O ponto de vista da Alemanha sobre a defesa europeia é muito diferente das perspectivas francesa e britânica. Ao contrário do Reino Unido, a Alemanha apoia uma política europeia de segurança e defesa, chamando orgulhosamente a atenção para seu maciço orçamento militar e para sua presença de peso nas missões europeias (maior que a da França, excessivamente pulverizada). E, embora a Alemanha compartilhe da convicção britânica de que cabe à Otan a responsabilidade de defender a Europa, sua visão do envolvimento europeu é ainda mais restritiva. Na opinião da Alemanha, a intervenção militar europeia deveria se limitar ao continente, e não deveria incluir operações de combate.
Na verdade, a maioria dos cidadãos europeus prefere que as forças europeias sejam mobilizadas apenas para missões que não envolvam combate. E, até agora, virtualmente todas as operações militares europeias se destinaram a evacuar europeus, prestar ajuda humanitária ou manter a paz após um conflito.
Essas opiniões divergentes explicam a incerteza que cerca as recentes intervenções da França na África. Os franceses lamentaram a insignificância do apoio oferecido pelo restante da Europa às suas operações no Mali e na República Centro-Africana – exemplificado pela recusa da Alemanha em criar um fundo para as operações dos países-membros da UE.
Mas, diante da premência das situações vigentes na Líbia, no Mali e na República Centro- Africana, essa falta de respaldo não minou tanto os esforços da França quanto a consulta prévia com os dirigentes europeus teria minado.

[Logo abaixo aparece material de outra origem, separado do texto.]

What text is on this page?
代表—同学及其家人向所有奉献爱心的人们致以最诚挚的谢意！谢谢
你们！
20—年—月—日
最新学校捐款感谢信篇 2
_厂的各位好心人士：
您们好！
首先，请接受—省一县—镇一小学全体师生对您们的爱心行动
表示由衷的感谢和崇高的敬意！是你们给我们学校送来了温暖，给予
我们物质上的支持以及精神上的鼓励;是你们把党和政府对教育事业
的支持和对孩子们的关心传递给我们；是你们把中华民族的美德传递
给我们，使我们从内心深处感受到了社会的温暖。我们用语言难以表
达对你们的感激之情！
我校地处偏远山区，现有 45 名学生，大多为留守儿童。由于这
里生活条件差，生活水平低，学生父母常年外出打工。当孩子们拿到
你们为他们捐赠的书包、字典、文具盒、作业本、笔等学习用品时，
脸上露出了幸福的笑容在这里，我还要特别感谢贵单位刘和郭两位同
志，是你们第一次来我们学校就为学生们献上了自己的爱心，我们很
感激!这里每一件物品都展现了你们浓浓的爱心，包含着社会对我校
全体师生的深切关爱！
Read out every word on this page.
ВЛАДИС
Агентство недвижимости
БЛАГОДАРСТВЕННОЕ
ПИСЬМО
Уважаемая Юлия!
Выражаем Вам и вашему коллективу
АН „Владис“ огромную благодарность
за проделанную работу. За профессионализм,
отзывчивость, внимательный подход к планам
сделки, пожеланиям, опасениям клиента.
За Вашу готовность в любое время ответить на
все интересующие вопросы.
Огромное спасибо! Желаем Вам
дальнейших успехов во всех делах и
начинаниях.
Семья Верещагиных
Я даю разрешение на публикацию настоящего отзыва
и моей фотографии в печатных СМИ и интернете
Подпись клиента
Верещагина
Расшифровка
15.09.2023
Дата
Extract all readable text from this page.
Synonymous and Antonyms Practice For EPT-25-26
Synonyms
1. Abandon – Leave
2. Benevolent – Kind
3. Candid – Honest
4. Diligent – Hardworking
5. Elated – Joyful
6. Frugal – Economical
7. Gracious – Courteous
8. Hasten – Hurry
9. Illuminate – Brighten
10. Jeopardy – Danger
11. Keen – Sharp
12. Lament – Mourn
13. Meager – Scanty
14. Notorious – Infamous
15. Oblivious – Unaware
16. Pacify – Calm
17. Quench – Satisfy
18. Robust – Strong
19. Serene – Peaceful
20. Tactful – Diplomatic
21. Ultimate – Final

Se os alemães tivessem sido consultados, provavelmente teriam rejeitado as intervenções, de qualquer maneira.
Esse conflito entre a necessidade de uma reação rápida e a exigência de deliberações explica por que os tão discutidos “grupos de combate” da UE pouco provavelmente chegarão a ser algum dia mobilizados. O fato de que a maioria dos europeus se contente com um envolvimento político e militar restrito fora da Europa torna ainda menos provável um aumento da cooperação europeia em defesa.
Um pessimista diria que os europeus são incapazes -ou, pelo menos, estão pouco dispostos – de repensar sua política de defesa, porque os Estados Unidos garantem sua segurança, em última instância, por meio da Otan.
Segundo essa visão, os esforços da França para estimular tanto a integração quanto a ação política autônoma transatlântica são insuficientes para mudar a maior parte dos modos de pensar europeus.
Uma interpretação mais otimista é a de que a Europa precisa de estruturas de defesa responsáveis pelo papel dos países-membros – e não apenas pelo papel da UE. Desse ponto de vista, a Europa tem presença militar significativa, seja no Afeganistão e na Líbia, seja no Mali e na República Centro-Africana. Já é um bom começo.